-Jill-
I'm still not a morning person, but when I must get up I've always been able to. When I don't, you need a catapult to launch me out of bed. Derek already left for work, saying goodbye with a kiss and receiving a slap in the ass from me. I finish making Jesse's lunch and put it on the counter as I finish my coffee.
I miss six-year-old Jesse. This thirteen-year-old Jesse is a handful. He's already as tall as me, with acne on his chin he tries to hide. His hair is longer, but he cuts it short in the summer. I don't like his sarcasm, but then again, I'm one to talk. He picked up the sarcasm from me, not Derek.
Jesse comes into the kitchen with his bag slung over one shoulder. He thinks he's sneaky by adding a snack cake, assuming I'm not paying attention.
"No cakes for breakfast," I say, and he groans and puts it back. He grabs his lunch and tries to walk past me again, but I stop him by rising my foot in front of him. "Pay the toll punk."
"Really?" He asks annoyed. I don't relent, and he is only allowed to go if he kisses me on the cheek. "You're weird." He still kisses me.
"Go learn something," I say before he leaves for school.

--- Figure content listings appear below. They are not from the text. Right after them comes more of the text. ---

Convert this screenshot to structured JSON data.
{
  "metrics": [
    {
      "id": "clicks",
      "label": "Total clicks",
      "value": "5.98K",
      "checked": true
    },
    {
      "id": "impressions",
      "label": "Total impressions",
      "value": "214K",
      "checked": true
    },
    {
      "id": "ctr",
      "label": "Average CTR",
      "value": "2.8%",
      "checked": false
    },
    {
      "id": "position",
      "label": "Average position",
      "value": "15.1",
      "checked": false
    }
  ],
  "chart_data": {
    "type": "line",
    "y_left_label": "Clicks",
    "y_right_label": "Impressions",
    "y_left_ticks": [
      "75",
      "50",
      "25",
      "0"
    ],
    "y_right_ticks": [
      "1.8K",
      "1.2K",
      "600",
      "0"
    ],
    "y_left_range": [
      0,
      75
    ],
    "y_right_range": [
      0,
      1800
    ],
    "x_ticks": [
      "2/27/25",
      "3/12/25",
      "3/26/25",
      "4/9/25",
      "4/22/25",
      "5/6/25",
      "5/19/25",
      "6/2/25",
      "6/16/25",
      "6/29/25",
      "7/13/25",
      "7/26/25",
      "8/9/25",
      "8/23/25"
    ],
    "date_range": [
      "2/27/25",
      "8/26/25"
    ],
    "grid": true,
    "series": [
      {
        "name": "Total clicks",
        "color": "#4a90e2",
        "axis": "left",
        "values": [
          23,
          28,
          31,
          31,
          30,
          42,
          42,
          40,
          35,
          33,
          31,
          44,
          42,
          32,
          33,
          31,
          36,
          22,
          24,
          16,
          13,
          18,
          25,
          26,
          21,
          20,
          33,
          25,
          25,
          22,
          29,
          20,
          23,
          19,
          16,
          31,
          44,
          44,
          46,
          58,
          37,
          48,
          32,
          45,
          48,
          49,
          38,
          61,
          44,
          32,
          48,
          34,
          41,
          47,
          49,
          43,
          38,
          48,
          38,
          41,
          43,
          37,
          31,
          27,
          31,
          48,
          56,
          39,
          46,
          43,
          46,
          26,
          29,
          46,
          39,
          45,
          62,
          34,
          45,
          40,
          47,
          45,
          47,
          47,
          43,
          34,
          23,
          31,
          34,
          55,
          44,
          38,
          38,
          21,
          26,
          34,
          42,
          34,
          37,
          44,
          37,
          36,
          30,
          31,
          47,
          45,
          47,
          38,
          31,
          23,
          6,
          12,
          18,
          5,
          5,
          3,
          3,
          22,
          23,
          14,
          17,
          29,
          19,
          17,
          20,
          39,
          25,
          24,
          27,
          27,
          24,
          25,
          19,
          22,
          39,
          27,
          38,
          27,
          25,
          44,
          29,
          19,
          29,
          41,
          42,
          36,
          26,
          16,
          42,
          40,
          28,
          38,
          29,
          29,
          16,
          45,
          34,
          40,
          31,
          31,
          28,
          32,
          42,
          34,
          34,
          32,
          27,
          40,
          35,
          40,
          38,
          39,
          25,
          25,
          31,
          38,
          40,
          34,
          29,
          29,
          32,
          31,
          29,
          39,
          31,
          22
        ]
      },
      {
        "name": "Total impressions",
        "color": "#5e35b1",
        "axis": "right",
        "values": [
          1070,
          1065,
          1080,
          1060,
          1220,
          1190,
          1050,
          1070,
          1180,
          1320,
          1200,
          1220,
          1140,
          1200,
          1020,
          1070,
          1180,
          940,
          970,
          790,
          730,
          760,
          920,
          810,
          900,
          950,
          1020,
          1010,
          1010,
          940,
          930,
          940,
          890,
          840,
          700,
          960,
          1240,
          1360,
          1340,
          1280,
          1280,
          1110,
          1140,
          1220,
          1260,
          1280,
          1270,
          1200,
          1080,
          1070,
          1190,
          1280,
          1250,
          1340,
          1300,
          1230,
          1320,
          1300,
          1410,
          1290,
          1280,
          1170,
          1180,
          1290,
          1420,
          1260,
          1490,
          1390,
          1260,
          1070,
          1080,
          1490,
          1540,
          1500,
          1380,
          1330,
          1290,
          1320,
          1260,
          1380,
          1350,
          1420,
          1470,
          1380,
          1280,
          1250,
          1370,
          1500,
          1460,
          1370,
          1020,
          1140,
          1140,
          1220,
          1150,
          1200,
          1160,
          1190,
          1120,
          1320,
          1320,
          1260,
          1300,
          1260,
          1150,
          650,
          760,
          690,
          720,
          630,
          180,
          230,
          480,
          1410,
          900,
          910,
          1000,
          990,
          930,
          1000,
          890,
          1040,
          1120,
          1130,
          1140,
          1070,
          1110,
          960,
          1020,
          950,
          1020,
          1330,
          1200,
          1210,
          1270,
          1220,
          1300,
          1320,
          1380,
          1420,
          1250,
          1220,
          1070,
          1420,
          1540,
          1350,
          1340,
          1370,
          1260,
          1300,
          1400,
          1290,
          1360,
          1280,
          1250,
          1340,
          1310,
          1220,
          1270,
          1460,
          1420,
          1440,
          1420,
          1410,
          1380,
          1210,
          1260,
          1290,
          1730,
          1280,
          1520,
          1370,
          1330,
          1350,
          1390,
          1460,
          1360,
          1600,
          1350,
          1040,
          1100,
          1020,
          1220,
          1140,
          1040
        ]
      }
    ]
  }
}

The apartment is mine for the time being, and I have a few hours until I need to go in. This is when I typically do my physical therapy.
Seven years later, and my shoulder never fully recovered. I was never told it would however. I was told the opposite as a matter of fact. Sometimes an accurate diagnosis sucks.
Taking a resistance band, I pull my arm up to the side until parallel. The band keeps me from going much higher, but I fight against it, and lower it back down. I repeat this action multiple times. I squat a little and do rows. I pull it up from the front.
This session takes me about twenty minutes, and I've been doing this for seven years without fail, every day. I'm no longer on the pain meds, and I really didn't like them anyway. They turned me into another person.
After my therapy I get dressed in cargo khakis with a blouse and pull my laminate over my head with my left hand. My credentials dangle just below my breasts. 'Jill Whitaker, CSI'.
I spend most of my days in the crime lab. You'd be amazed how little I actually go out, but I do make an appearance at a scene about once a week. Mostly my techs collect the samples, takes pictures, and other procedural necessities. We then all process them at the lab together. I only go out for the murders.
I'm waiting for a blood sample to finish in the centrifuge when I get a call that I'm needed at a scene. I make the five other members rock paper scissors to fight for the spot to go with me. Heath wins so packs up our bags and rides with me over to the crime scene. Heath is fresh out of school and is still learning, but he is a data sponge.
Possible murder suicide by the look of it at first glance. Man dead in the kitchen, slumped backward over the table like he'll fall any second. He has two gun shot wounds to the chest, but the blood spatter is minimal. It was not a through and through shot, the bullets likely still in him. He died almost immediately, stopping his heart and the blood flow. The fact he didn't keel over with the wounds facing up, kept the blood from pooling.
The woman is dead in the living room, gun shot wound to the head, left side. Through and through, the bullet through the television and then into the wall. The entertainment center is a lovely red mist. Her blood is pooled on the ground around her head. In her hand she is still grasping a Barretta nine-millimeter.
We take pictures before we move anything and I eject the magazine from the pistol to examine the ammunition. Ten round magazine, seven bullets remaining. The number adds up, but other things don't. She was shot in the left side but the gun is grasped in her right. We dig the bullet from the wall, and the calibers don't match. The bullet that went through her head was a thirty eight.
I reexamine the man and gauge the diameter of his entry wounds. The coroner will know for sure, but they look more like hollow point thirty-eights than nine mil. It hit the woman directly in the temple and met virtually no resistance so was able to go straight through. The man it hit at center body mass, so the bullets were able to do what hollow points do.
This isn't a murder suicide, this is a double homicide.
"What's the situation?" one detective asks another.
"Murder suicide, pretty open shut case," he replies to his partner.
"Nope," I say from the woman's body, trying to angle out the trajectory of the bullet that hit her.
"Excuse me?" The detective asks.
Detective Chase Kramner is a green detective, fairly new with more swagger than sense. He walks and talks like he has a camera crew following him. Faux hawk haircut with white pants and a polo, looking like a frat boy. Bless his heart.
"Looking more like a double homicide," I say, and he snickers and shakes his head.
"Dead hubby on the table, wife dead holding the gun..." He starts, his tone incredibly condescending.
"Holding the gun in her right hand with a left entry wound. Is she a contortionist?" I ask, his partner holding back a laugh. "There is also no point blank residue on her head, and the calibers don't match genius. Ever tried firing a thirty height from a Barretta?"
"Why is she missing bullets in her clip then?" He asks, and I think I've got the angle down. A slightly downward trajectory from roughly six feet on the other side of the couch.